The ozone hole, which opens up each spring above heavily populated areas of northern Europe, including Ireland and Britain, may be causing colder weather which in turn helps to destroy ozone even faster. The last three winters were the coldest on record in the upper atmosphere where damage to the earth's protective ozone occurs, according to a British scientist, Dr John Pyle. There are now fears that the lost ozone might have some part to play in the colder temperatures.
Dr Pyle, of the University of Cambridge and chairman of an international group studying ozone loss, was speaking at the annual festival of the British Association for the Advancement of Science in Leeds. Ozone helps to reduce the amount of ultraviolet radiation reaching the earth and any reduction means more rays can get through. Higher cancer incidence, cataracts and potential damage to plant life are linked to excessive ultraviolet exposure. The chemistry involved in ozone depletion is well understood, Dr Pyle said, with chlorine and bromine-based chemicals able to destroy ozone during the Arctic and Antarctic springs when temperatures 10 to 30 km above the earth are at their coldest within the "polar vortex".
The Arctic has been losing about 0.8 per cent of total ozone each year throughout the 1980s and 1990s, he said. The damage is less if the temperatures do not fall low enough but there has been a gradual trend towards colder air above the Arctic during the spring, with the last three years giving record low temperatures. "The important question we are still looking at is why the last three winters had record lows," he said. There are concerns that the ozone loss might have a role, creating a feedback which could serve to accelerate the loss. New studies show that ozone loss is unexpectedly accelerating beyond the edges of the polar vortex, well down into the middle latitudes over Ireland, Britain, Scandinavia and northern Germany.

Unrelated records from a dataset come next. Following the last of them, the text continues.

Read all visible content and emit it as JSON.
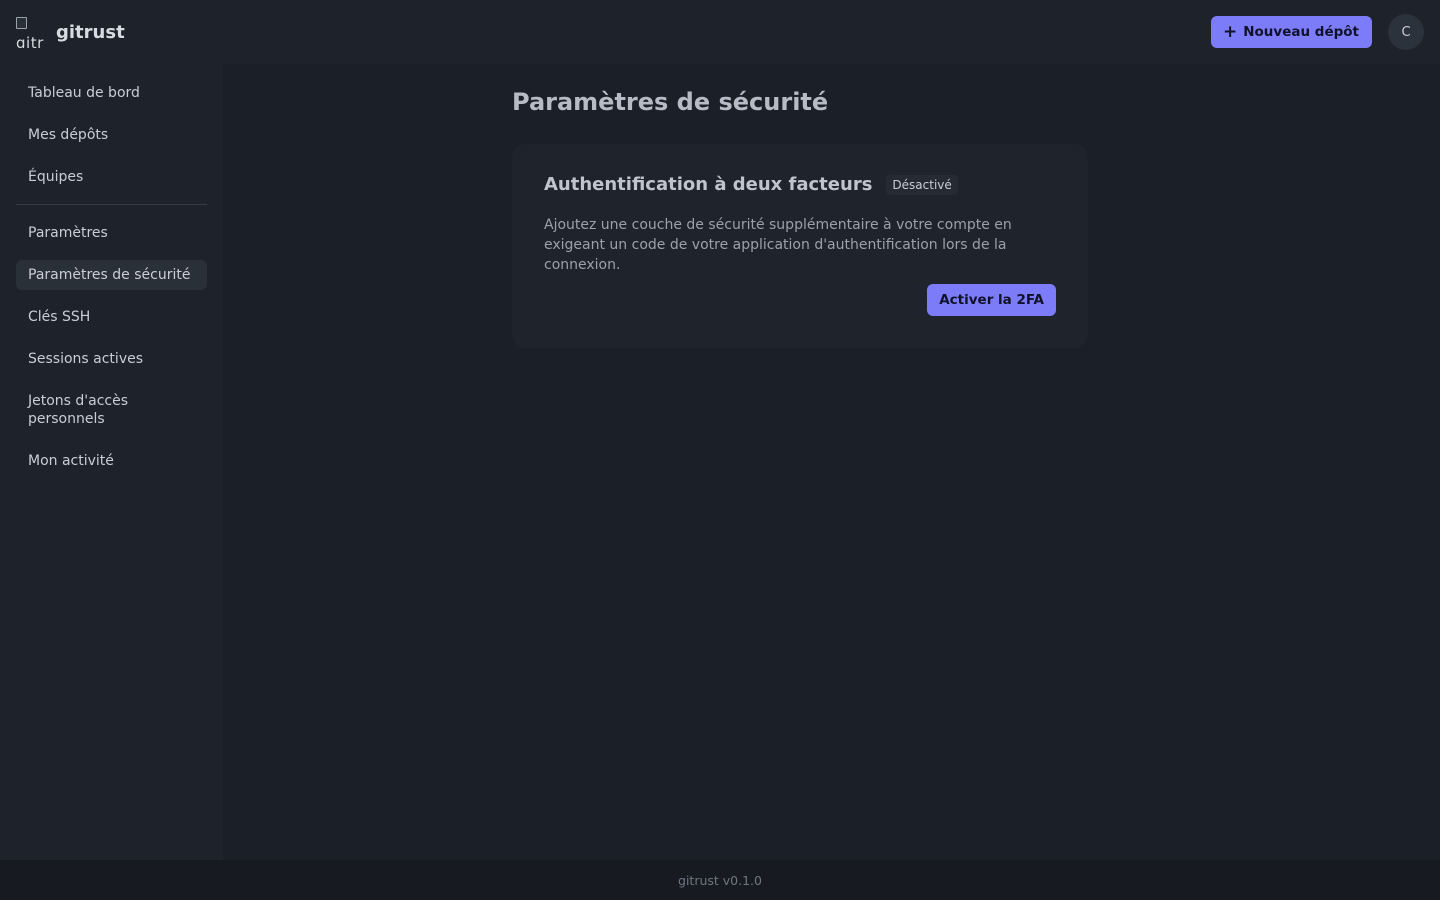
{
  "header": {
    "brand_name": "gitrust",
    "logo_alt": "gitr",
    "new_repo_label": "Nouveau dépôt",
    "avatar_initial": "C"
  },
  "sidebar": {
    "items": [
      {
        "label": "Tableau de bord"
      },
      {
        "label": "Mes dépôts"
      },
      {
        "label": "Équipes"
      },
      {
        "label": "Paramètres"
      },
      {
        "label": "Paramètres de sécurité",
        "active": true
      },
      {
        "label": "Clés SSH"
      },
      {
        "label": "Sessions actives"
      },
      {
        "label": "Jetons d'accès personnels"
      },
      {
        "label": "Mon activité"
      }
    ]
  },
  "main": {
    "page_title": "Paramètres de sécurité",
    "two_factor": {
      "title": "Authentification à deux facteurs",
      "status": "Désactivé",
      "description": "Ajoutez une couche de sécurité supplémentaire à votre compte en exigeant un code de votre application d'authentification lors de la connexion.",
      "button_label": "Activer la 2FA"
    }
  },
  "footer": {
    "version": "gitrust v0.1.0"
  },
  "colors": {
    "accent": "#7c7cf8",
    "background": "#1b1f27",
    "surface": "#1e232b"
  }
}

More than 20 per cent of ozone above the middle latitudes was lost last spring and almost 25 per cent the year before, he said. This loss provides a new focus for research, with naturally occurring sulphur compounds thought likely to interact with the man-made chemicals in an unexpected reaction. The chief executive of Britain's Natural Environment Research Council, Prof John Krebs, warned that human health and environmental health could not be separated.
Science, he said, was helping to "disentangle the complicated web" of the earth's environmental systems, but it was a difficult task. Efforts were not made easier by "short-termism" in research funding and planning.
The director of the International Geosphere and Biosphere programme, Prof Chris Rapley, said that sustained development could not occur without the involvement of scientific research.